Most of the patients are discharged from the emergency room after they improve. Those who require hospitalization (19.8%) need an average hospital stay of 1.4 days . Our case was initially discharged upon resolution of his symptoms. It is worthwhile to pay attention to the reappearance of his symptoms which included atrial fibrillation. For certain symptoms that have delayed-onset, appropriate follow-up was recommended to determine their resolution .
Such a situation makes us consider that the increases in the sympathetic activity and oxygen consumption result from tissue injury [1,2]. Use of anti-arrhythmics  that are effective for the increases in sympathetic activity did not generate the desired response in our case. This should make us understand that hypoxia and epithelial damage should not be overlooked. For lung problems, beta agonist administration and humidified oxygen remains the mainstay of treatment; steroid therapy and bicarbonate inhalation are still inadequately supported . There are also prospective studies emphasizing that nebulized sodium bicarbonate treatment is safe and has merits . Beta antagonists are anticipated to be effective for AF, as our patient was unresponsive to this treatment, amiodarone was administered. Having a response to amiodarone should make us realize that different antiarrhythmics should be tried in the treatment of chlorine intoxication related AF and that this might increase the success of therapy.
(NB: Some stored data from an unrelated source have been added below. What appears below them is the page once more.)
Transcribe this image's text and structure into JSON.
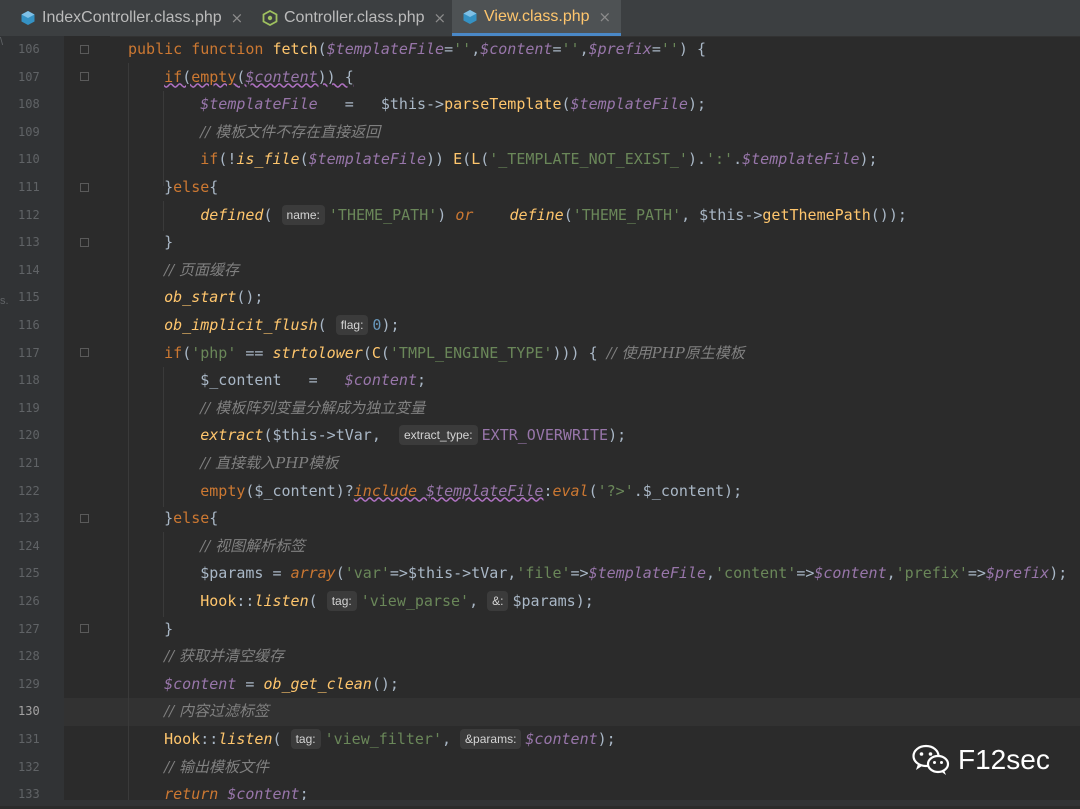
{
  "tabs": [
    {
      "label": "IndexController.class.php",
      "close": "×",
      "icon": "php-class-icon",
      "active": false
    },
    {
      "label": "Controller.class.php",
      "close": "×",
      "icon": "php-class-icon",
      "active": false
    },
    {
      "label": "View.class.php",
      "close": "×",
      "icon": "php-class-icon",
      "active": true
    }
  ],
  "editor": {
    "current_line": "130",
    "line_numbers": [
      "106",
      "107",
      "108",
      "109",
      "110",
      "111",
      "112",
      "113",
      "114",
      "115",
      "116",
      "117",
      "118",
      "119",
      "120",
      "121",
      "122",
      "123",
      "124",
      "125",
      "126",
      "127",
      "128",
      "129",
      "130",
      "131",
      "132",
      "133"
    ]
  },
  "hints": {
    "name": "name:",
    "flag": "flag:",
    "extract_type": "extract_type:",
    "tag1": "tag:",
    "amp": "&:",
    "tag2": "tag:",
    "params": "&params:"
  },
  "comments": {
    "c109": "// 模板文件不存在直接返回",
    "c114": "// 页面缓存",
    "c117": "// 使用PHP原生模板",
    "c119": "// 模板阵列变量分解成为独立变量",
    "c121": "// 直接载入PHP模板",
    "c124": "// 视图解析标签",
    "c128": "// 获取并清空缓存",
    "c130": "// 内容过滤标签",
    "c132": "// 输出模板文件"
  },
  "watermark": {
    "text": "F12sec",
    "icon": "wechat-icon"
  },
  "side_fragments": {
    "top": "\\",
    "mid": "s."
  },
  "colors": {
    "background": "#2b2b2b",
    "keyword": "#cc7832",
    "function": "#ffc66d",
    "variable": "#9876aa",
    "string": "#6a8759",
    "comment": "#808080"
  }
}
Those who are exposed to chlorine gas should be warned about these potantial side effects. Such an awareness raising is important for early diagnosis and treatment. If the patients have underlying cardiac or systemic diseases, we should be more careful. In conclusion, we should keep in mind that exposure to chlorine gas might affect several systems but predominantly the respiratory system and might cause acute-onset AF. In environments and professions where chlorine gas exposure is a possibility, preventive and awareness-raising measures should be put into place. It is also important to train the emergency room doctors about the diversity of possible side effects, the time that elapses until discharge and the importance of long follow-ups.